Once we knew that Tank is where we are gathering, it was pretty obvious. I finally got the answer why wouldn’t they tell the exact location before and were secretive about it. Obviously, we had to create an advertisement.

How do you make a successful advertisement for your startup?

As it happens with Murphy’s law, when you need your mentor, something unusual happens. So our mentor Ranno Pajuri was delayed because of a tiny car accident. Instead, Joel Volkov from Tank supported us at first.

  1. Brainstorming phase – We defined again our target group and went into more detail with the personas so our advertisement is directed to the right group of people. Additionally, we listed down the stories we have found and conclusions made from current and past pilots.
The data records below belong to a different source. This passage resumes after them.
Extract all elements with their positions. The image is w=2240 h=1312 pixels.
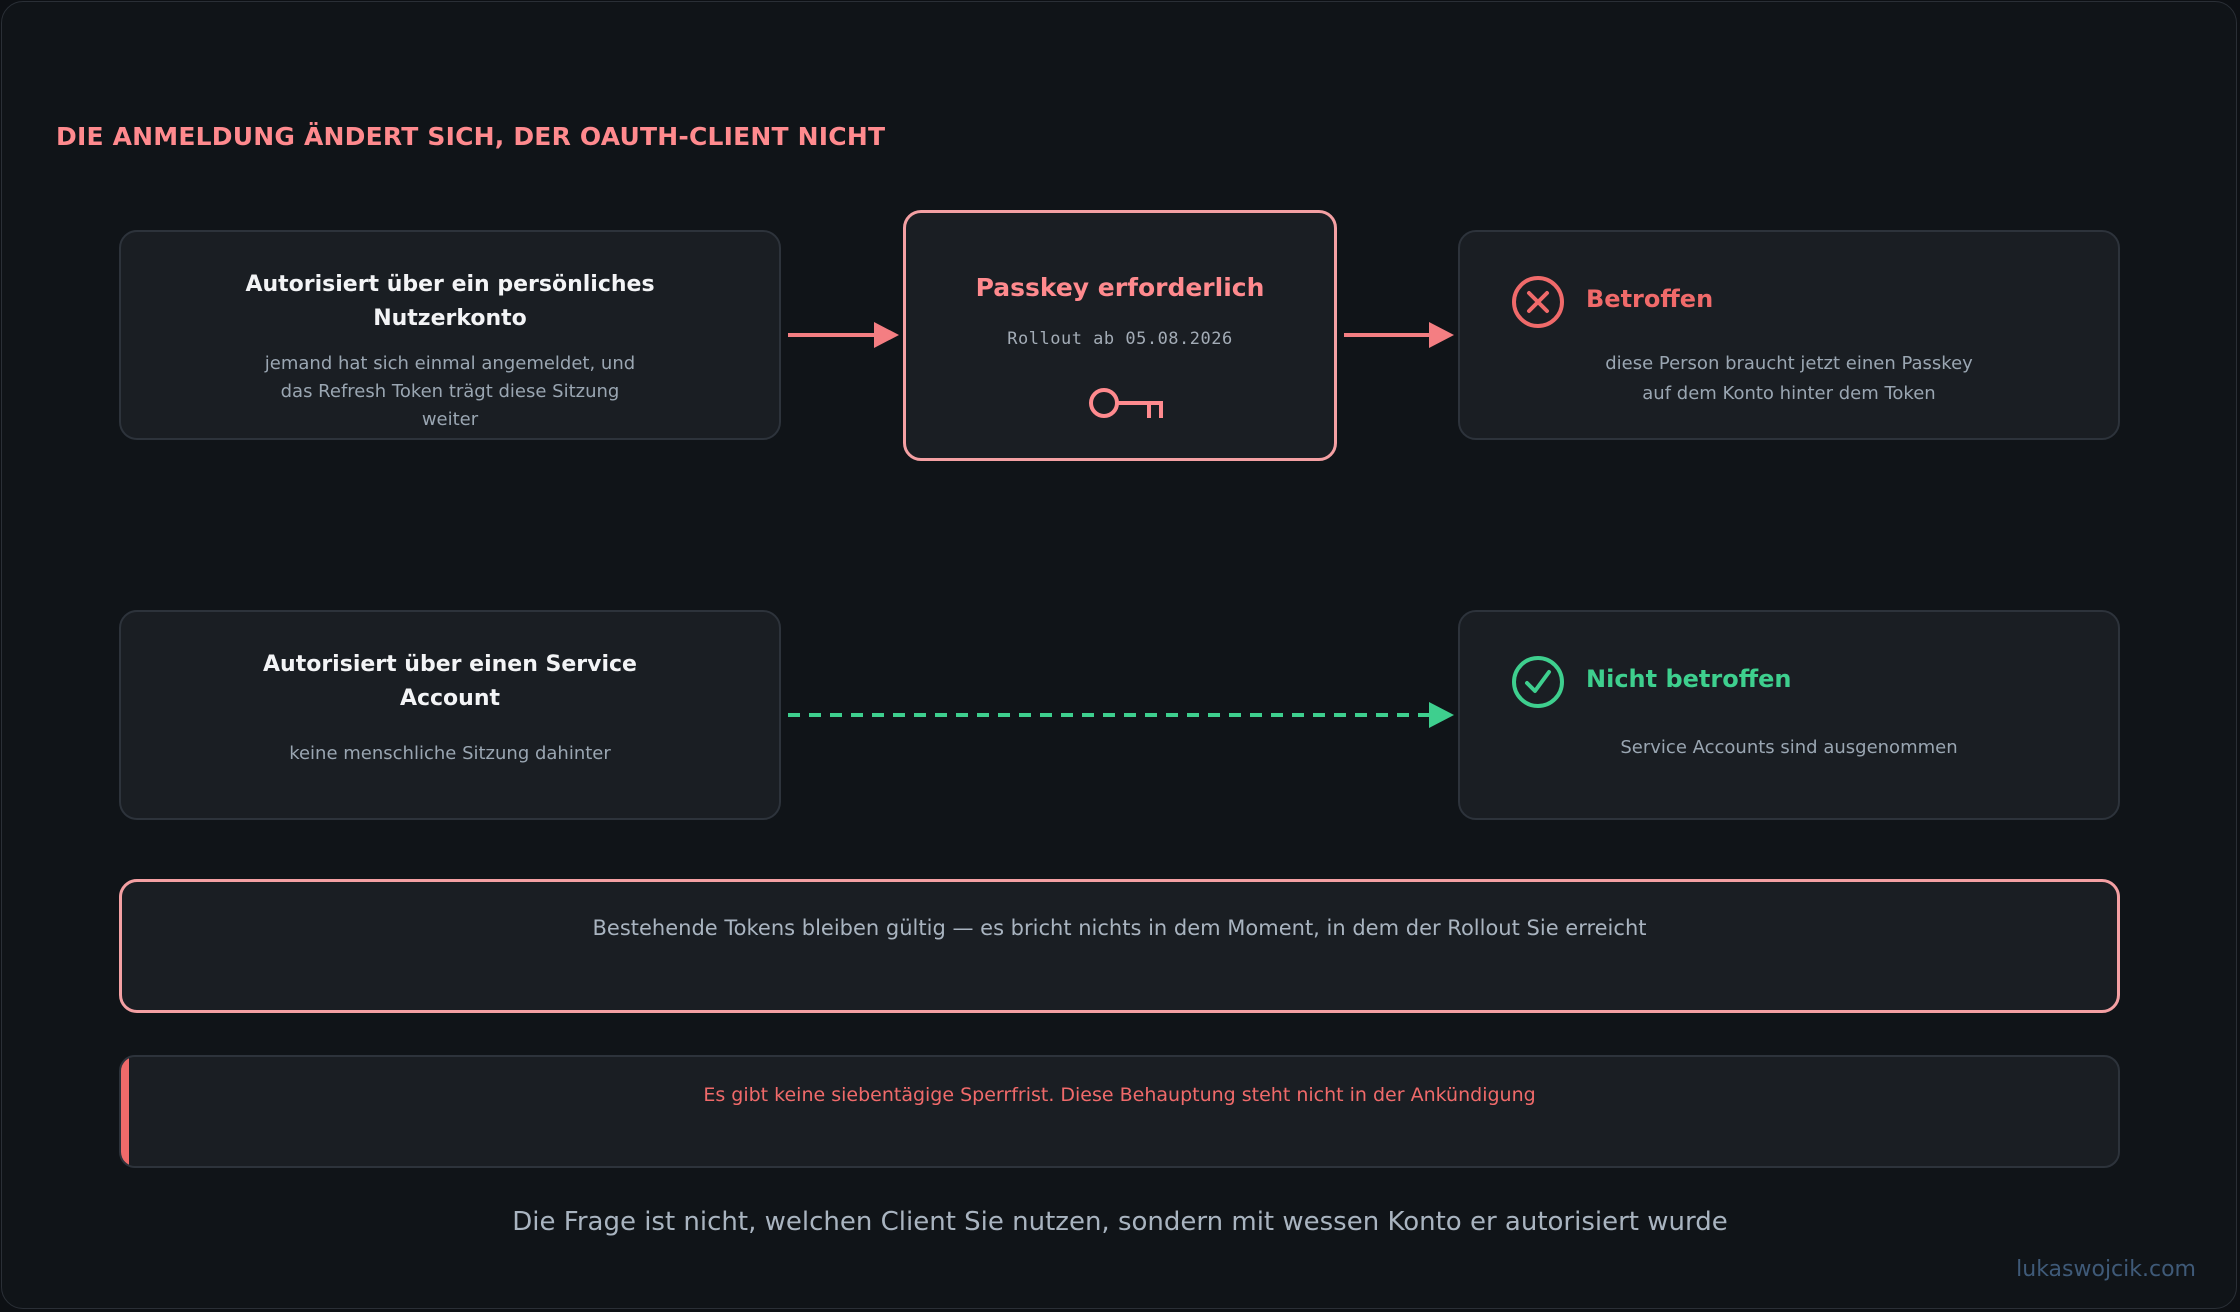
warning-callout: Es gibt keine siebentägige Sperrfrist. D…	[119, 1055, 2120, 1168]
warning-text: Es gibt keine siebentägige Sperrfrist. D…	[703, 1084, 1536, 1106]
arrow-service-to-not-affected	[788, 702, 1454, 728]
note-text: Bestehende Tokens bleiben gültig — es br…	[592, 916, 1647, 940]
arrow-passkey-to-affected	[1344, 322, 1454, 348]
credit-link[interactable]: lukaswojcik.com	[2016, 1257, 2196, 1282]
warning-accent-bar	[121, 1057, 129, 1166]
arrow-personal-to-passkey	[788, 322, 899, 348]
footer-question: Die Frage ist nicht, welchen Client Sie …	[512, 1207, 1728, 1237]
tokens-remain-valid-note: Bestehende Tokens bleiben gültig — es br…	[119, 879, 2120, 1013]
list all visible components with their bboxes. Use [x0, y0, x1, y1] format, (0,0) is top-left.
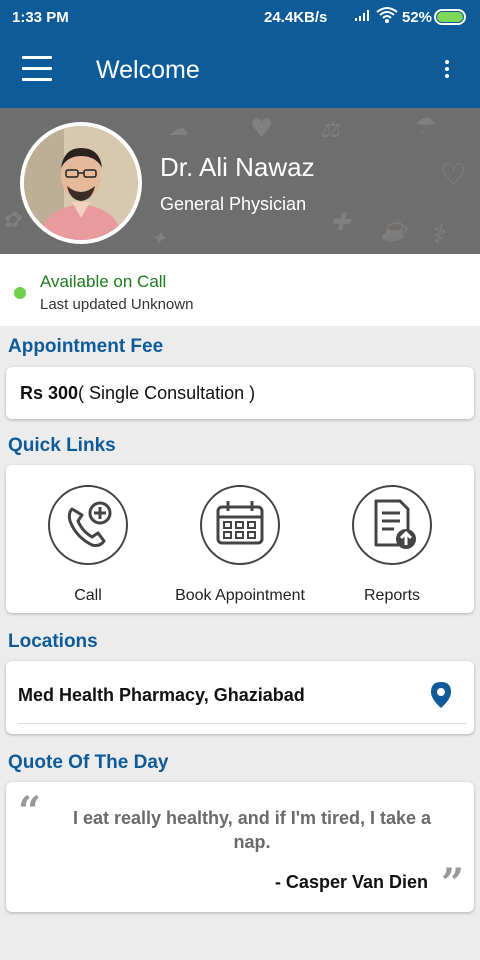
- quick-link-label: Call: [74, 587, 102, 604]
- battery-icon: [434, 9, 466, 25]
- open-quote-icon: “: [18, 788, 42, 835]
- divider: [18, 723, 466, 724]
- background-doodle: ✚: [330, 208, 351, 236]
- appointment-fee-card: Rs 300( Single Consultation ): [6, 367, 474, 419]
- fee-text: Rs 300( Single Consultation ): [20, 383, 255, 404]
- locations-heading: Locations: [8, 631, 98, 652]
- availability-panel: Available on Call Last updated Unknown: [0, 254, 480, 326]
- app-bar: Welcome: [0, 34, 480, 108]
- doctor-specialty: General Physician: [160, 194, 307, 214]
- quick-link-label: Reports: [363, 587, 421, 604]
- last-updated-text: Last updated Unknown: [40, 296, 194, 313]
- battery-percent: 52%: [402, 9, 433, 26]
- more-vertical-icon[interactable]: [440, 60, 454, 82]
- background-doodle: ⚕: [430, 220, 445, 250]
- background-doodle: ☂: [412, 112, 434, 140]
- availability-dot-icon: [14, 287, 26, 299]
- location-name: Med Health Pharmacy, Ghaziabad: [18, 685, 305, 705]
- page-title: Welcome: [96, 56, 200, 84]
- background-doodle: ✿: [2, 208, 21, 233]
- fee-amount: Rs 300: [20, 383, 79, 403]
- quick-link-call[interactable]: Call: [18, 485, 158, 605]
- network-speed: 24.4KB/s: [264, 9, 328, 26]
- doctor-header: ☁ ♥ ⚖ ☂ ♡ ✚ ☕ ⚕ ✦ ✿ Dr. Ali Nawaz Genera…: [0, 108, 480, 254]
- background-doodle: ♡: [440, 158, 467, 193]
- quick-links-heading: Quick Links: [8, 435, 116, 456]
- quote-author: - Casper Van Dien: [274, 872, 428, 892]
- signal-icon: [354, 8, 374, 25]
- background-doodle: ⚖: [320, 118, 340, 143]
- location-card[interactable]: Med Health Pharmacy, Ghaziabad: [6, 661, 474, 734]
- quote-card: “ I eat really healthy, and if I'm tired…: [6, 782, 474, 912]
- background-doodle: ♥: [250, 114, 274, 144]
- quick-links-card: Call Book Appointment Reports: [6, 465, 474, 613]
- quick-link-book-appointment[interactable]: Book Appointment: [170, 485, 310, 605]
- quick-link-label: Book Appointment: [175, 587, 305, 604]
- quick-link-reports[interactable]: Reports: [322, 485, 462, 605]
- background-doodle: ☁: [168, 116, 188, 140]
- doctor-avatar[interactable]: [20, 122, 142, 244]
- fee-type: ( Single Consultation ): [78, 383, 256, 403]
- phone-plus-icon: [48, 485, 128, 565]
- appointment-fee-heading: Appointment Fee: [8, 336, 164, 357]
- wifi-icon: [376, 6, 398, 29]
- background-doodle: ✦: [150, 226, 167, 250]
- quote-text: I eat really healthy, and if I'm tired, …: [72, 808, 432, 852]
- availability-status: Available on Call: [40, 272, 167, 291]
- close-quote-icon: ”: [440, 860, 464, 907]
- background-doodle: ☕: [380, 218, 408, 243]
- calendar-icon: [200, 485, 280, 565]
- report-upload-icon: [352, 485, 432, 565]
- map-pin-icon[interactable]: [430, 681, 452, 714]
- doctor-name: Dr. Ali Nawaz: [160, 152, 315, 182]
- status-time: 1:33 PM: [12, 9, 69, 26]
- quote-heading: Quote Of The Day: [8, 752, 169, 773]
- status-bar: 1:33 PM 24.4KB/s 52%: [0, 0, 480, 34]
- hamburger-menu-icon[interactable]: [22, 56, 52, 82]
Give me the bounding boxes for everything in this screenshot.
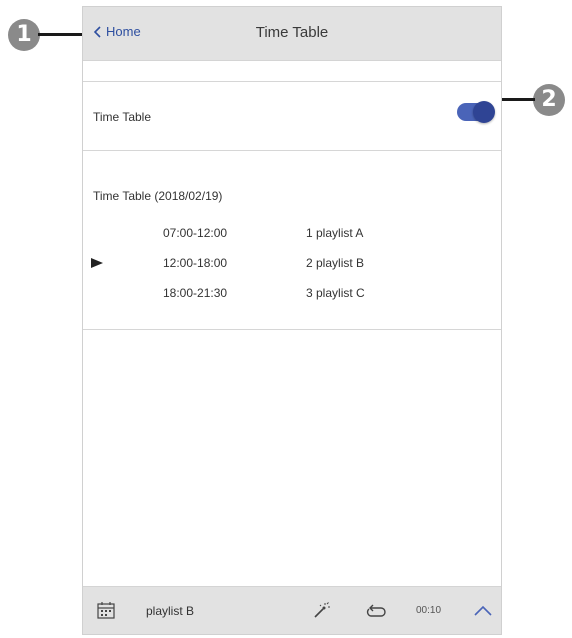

If you’re in a TV show, there’s no brainstorming without a sip of interviews, filming or photographing, so we did all of these as well!
  2. Agreements phase – Together with Ranno we agreed that Feelingstream will not make neither traditional advertising, nor TV campaigns. Thus, our outcome will be slightly different regarding the channels we use. Thumbs up to Ranno, who helped us define and understand the roles we need to interact during our enterprise sales process. For Feelingstream, these people are gate opener, decider, supporter and opponent. What it means that all these personas need separate messages and stories. We agreed upon making the task’s advertisement to the decider.
  3. Content phase – We reach our target group through personal networks and referee, so our advertisement to the target group consisted of a personal note, video testimonial of our customer and the presentation model. We decided to already make the short video as well where right now our Mervi stars.

    Additionally, we finalised the model presentation in 4 parts: pain, problem, how we solve it and next steps. The whole pressure went to making it as easily reactable to our customer as possible.

It’s presentation time!

We were of course the last but not the least one! This time the jury was different than usually and centered to marketing and advertising expertise: Markko Karu, Joel Volkov (Tank), Madis Ots (Newton), Katrin Kull (Dreamers).

Terje spoke how our ad is targeted to about 1000 people from the Nordics and how we reach them through personal contacts. We totally rocked with our live video presentation! We had filmed Mervi before but she acted the video live with a TV screen as well. Lauri opened the conversation about how our presentation is built up. We really appreciated the questions the jury asked about pricing, our name and the channels we plan to use to reach our target. They also approved our approach of not doing traditional advertising. We were lucky and got the jury decided to give us a point from this task!

Congratulations to Levidera and RailReed for getting the jury’s approval as well!

The episode aired yesterday evening and you can check it here: http://etv.err.ee/v/elusaated/ajujaht/saated/0d583aa9-7ca5-4f7e-9f5e-7892c7561194/ajujaht-2016-48

Good luck in the competition to all teams and let’s continue in a week!